Streaming .arrow IterableDataset with irregular first dimension

I have a bunch of arrow files with the following feature:

        "readings": Array2D(
            dtype="float32", shape=(-1, length_seconds)
        )

Which can be individually loaded perfectly ok. However, it fails to stream and complains of this error:

...site-packages/datasets/features/features.py", line 760, in to_numpy
[rank11]:     numpy_arr = numpy_arr.reshape(len(self) - len(null_indices), *self.type.shape)
[rank11]:                 ^^^^^^^^^^^^^^^^^^^^^^^^^^^^^^^^^^^^^^^^^^^^^^^^^^^^^^^^^^^^^^^^^^
[rank11]: ValueError: cannot reshape array of size 2352000 into shape (10,newaxis,12000)

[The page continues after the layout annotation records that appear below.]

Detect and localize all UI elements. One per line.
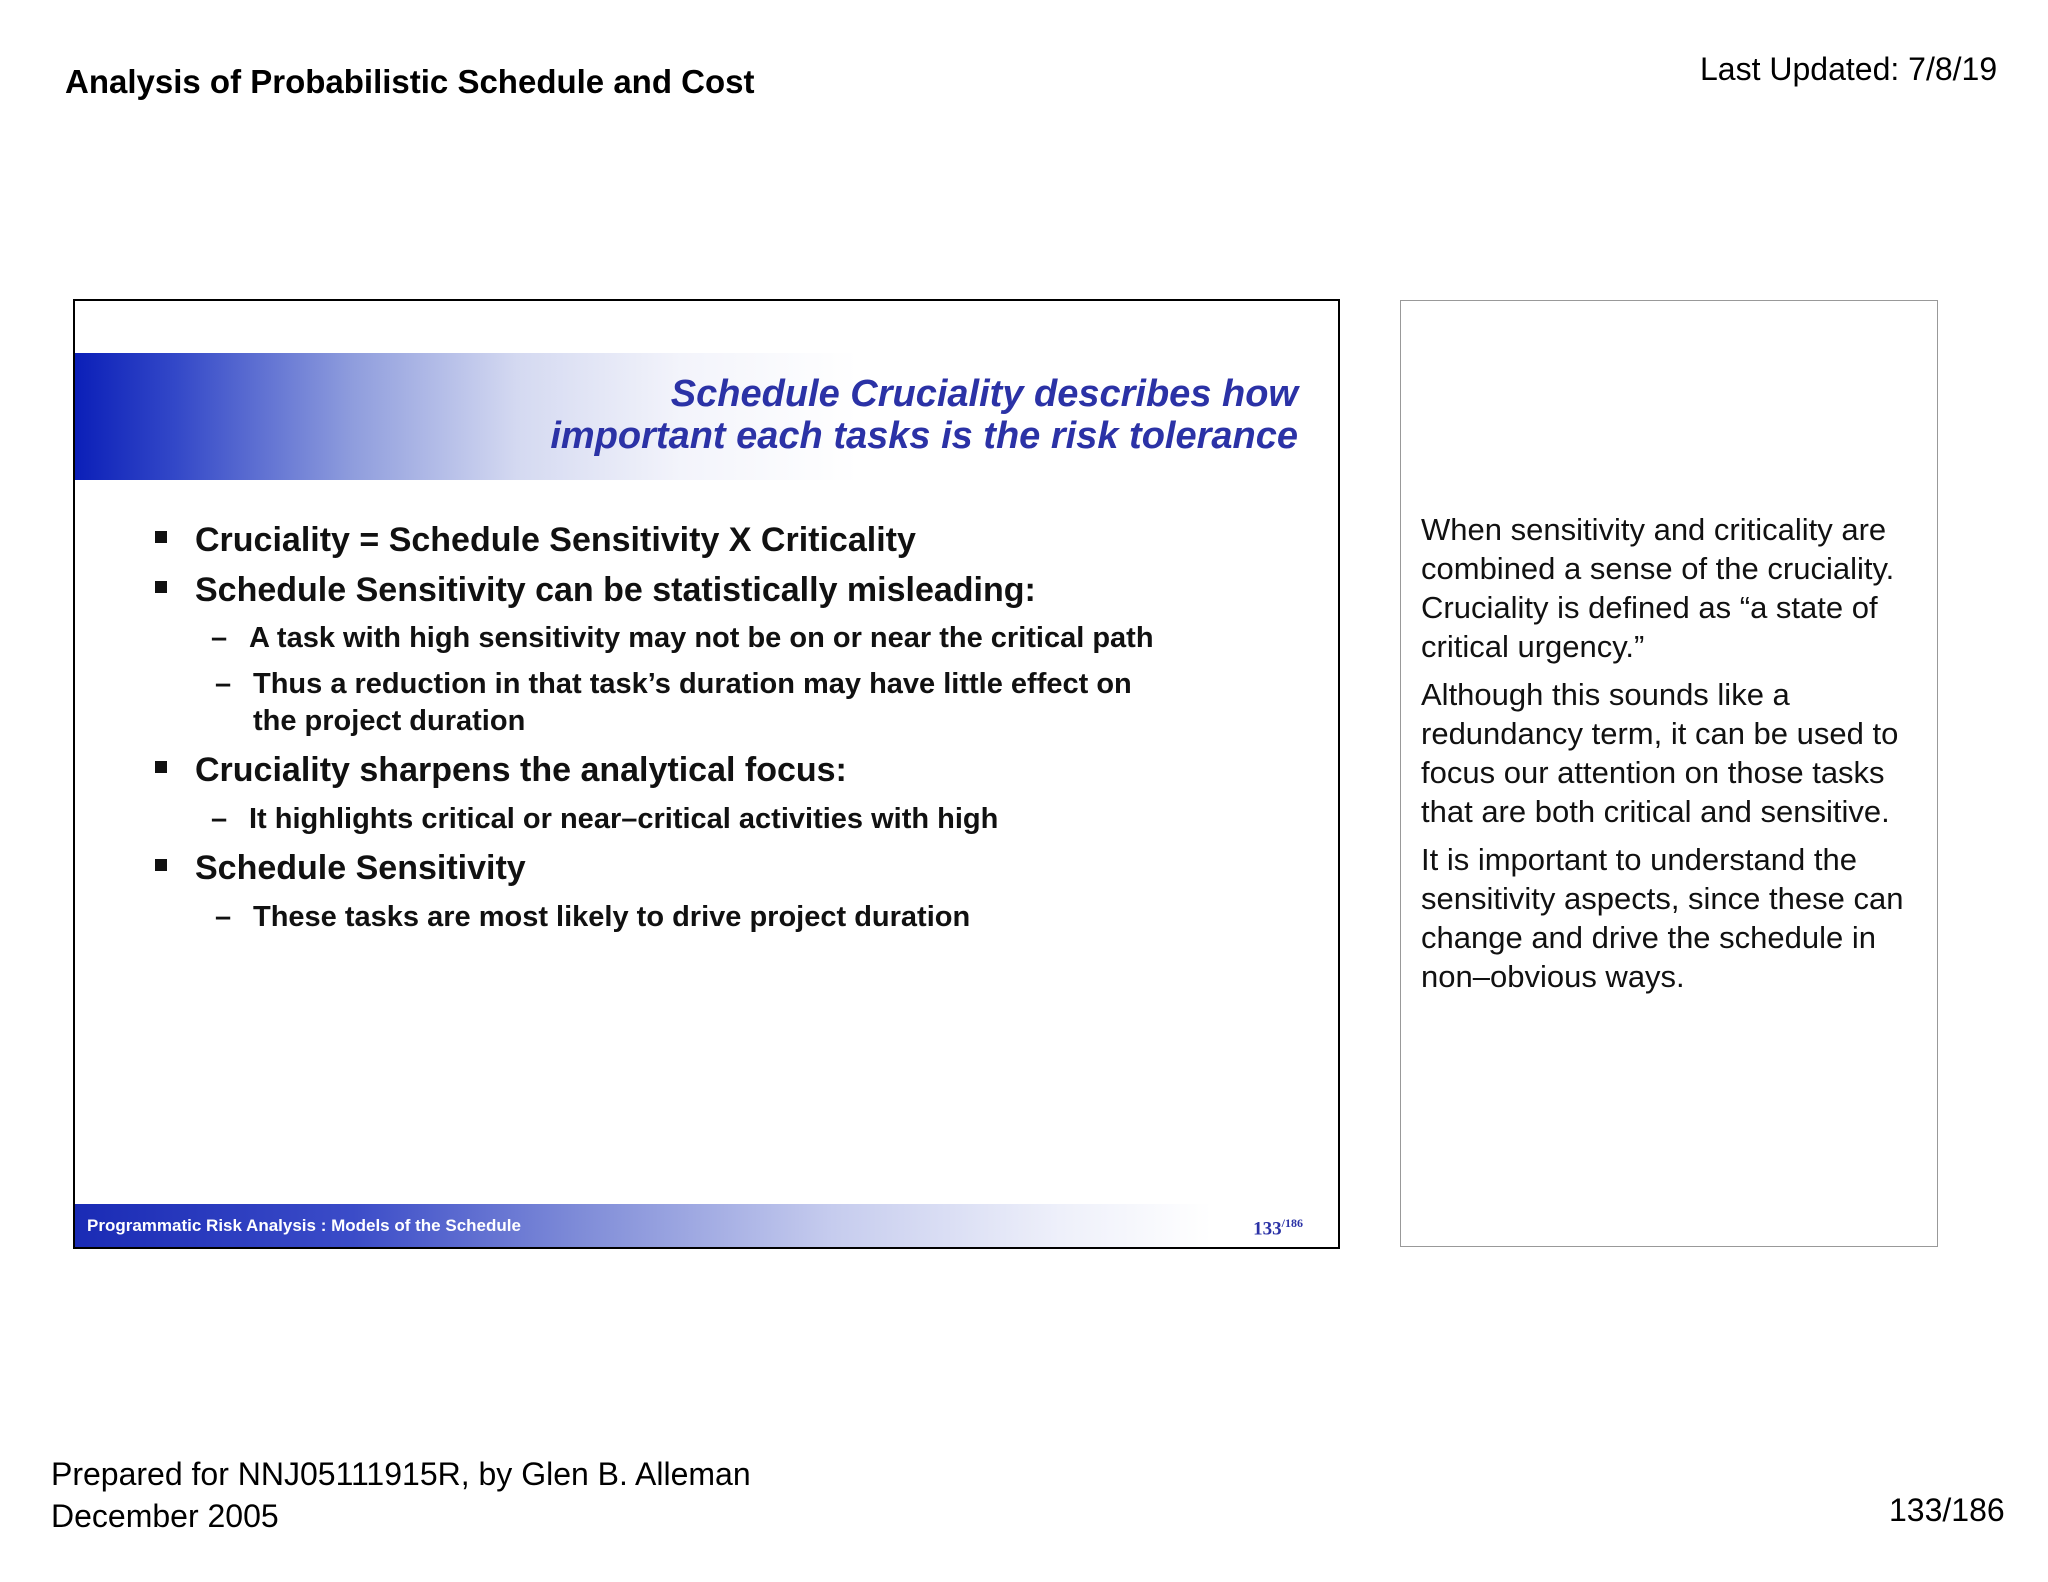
sub-bullet-item xyxy=(215,666,1132,740)
slide-title-line-1: Schedule Cruciality describes how xyxy=(670,373,1298,415)
square-bullet-icon xyxy=(155,859,167,871)
square-bullet-icon xyxy=(155,581,167,593)
prepared-line-1: Prepared for NNJ05111915R, by Glen B. Alleman xyxy=(51,1456,751,1492)
dash-bullet-icon: – xyxy=(211,803,228,835)
sub-bullet-text: A task with high sensitivity may not be on or near the critical path xyxy=(249,622,1154,654)
sub-bullet-continuation: the project duration xyxy=(253,705,526,737)
slide-title-line-2: important each tasks is the risk tolerance xyxy=(550,415,1298,457)
bullet-text: Schedule Sensitivity xyxy=(195,849,526,887)
sub-bullet-item xyxy=(215,899,971,936)
sub-bullet-text: These tasks are most likely to drive project duration xyxy=(253,901,971,933)
bullet-item xyxy=(195,751,847,790)
slide-title xyxy=(550,373,1298,457)
prepared-line-2: December 2005 xyxy=(51,1498,279,1534)
bullet-text: Cruciality sharpens the analytical focus: xyxy=(195,751,847,789)
slide-footer-band xyxy=(75,1204,1338,1247)
bullet-item xyxy=(195,521,916,560)
prepared-by xyxy=(51,1453,751,1537)
square-bullet-icon xyxy=(155,531,167,543)
last-updated-date: Last Updated: 7/8/19 xyxy=(1700,51,1998,87)
document-title: Analysis of Probabilistic Schedule and Cost xyxy=(65,63,755,100)
slide-footer-label: Programmatic Risk Analysis : Models of the Schedule xyxy=(87,1216,521,1235)
dash-bullet-icon: – xyxy=(211,622,228,654)
dash-bullet-icon: – xyxy=(215,901,232,933)
bullet-item xyxy=(195,571,1036,610)
bullet-text: Schedule Sensitivity can be statistically misleading: xyxy=(195,571,1036,609)
sub-bullet-item xyxy=(211,801,999,838)
slide-page-number: $133^{/186}$ xyxy=(1253,1216,1303,1240)
dash-bullet-icon: – xyxy=(215,668,232,700)
sub-bullet-item xyxy=(211,620,1154,657)
sub-bullet-text: Thus a reduction in that task’s duration may have little effect on xyxy=(253,668,1132,700)
slide-image xyxy=(73,299,1340,1249)
square-bullet-icon xyxy=(155,761,167,773)
bullet-text: Cruciality = Schedule Sensitivity X Criticality xyxy=(195,521,916,559)
bullet-item xyxy=(195,849,526,888)
notes-paragraph: Although this sounds like a redundancy term, it can be used to focus our attention on those tasks that are both critical and sensitive. xyxy=(1421,677,1899,829)
slide-header-band xyxy=(75,353,1338,480)
notes-text xyxy=(1421,510,1921,1005)
sub-bullet-text: It highlights critical or near–critical activities with high xyxy=(249,803,999,835)
notes-panel xyxy=(1400,300,1938,1247)
notes-paragraph: It is important to understand the sensitivity aspects, since these can change and drive the schedule in non–obvious ways. xyxy=(1421,842,1904,994)
page-number: 133/186 xyxy=(1889,1492,2005,1528)
notes-paragraph: When sensitivity and criticality are combined a sense of the cruciality. Cruciality is defined as “a state of critical urgency.” xyxy=(1421,512,1895,664)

Digging around, it looks like ArrowExamplesIterable in datasets/iterable_dataset.py:L259 tries to pre-load batches of samples but assumes the table can directly be loaded in a batched manner:

                for pa_subtable in pa_table.to_reader(max_chunksize=config.ARROW_READER_BATCH_SIZE_IN_DATASET_ITER):

This is normally ok, but clearly won’t work for irregular first dimension data. My question is: Other than manually padding the data to be the same size, are there other methods around this? I prefer to do the padding in the collate_fn since it saves disc space and there’s mostly no speed difference.

1 Like

I think wit should be shape=(None, length_seconds), as per the documentation:

The array type also allows the first dimension of the array to be dynamic. This is useful for handling sequences with variable lengths such as sentences, without having to pad or truncate the input to a uniform shape.


>>> features = Features({'a': Array3D(shape=(None, 5, 2), dtype='int32')})

1 Like

This topic was automatically closed 12 hours after the last reply. New replies are no longer allowed.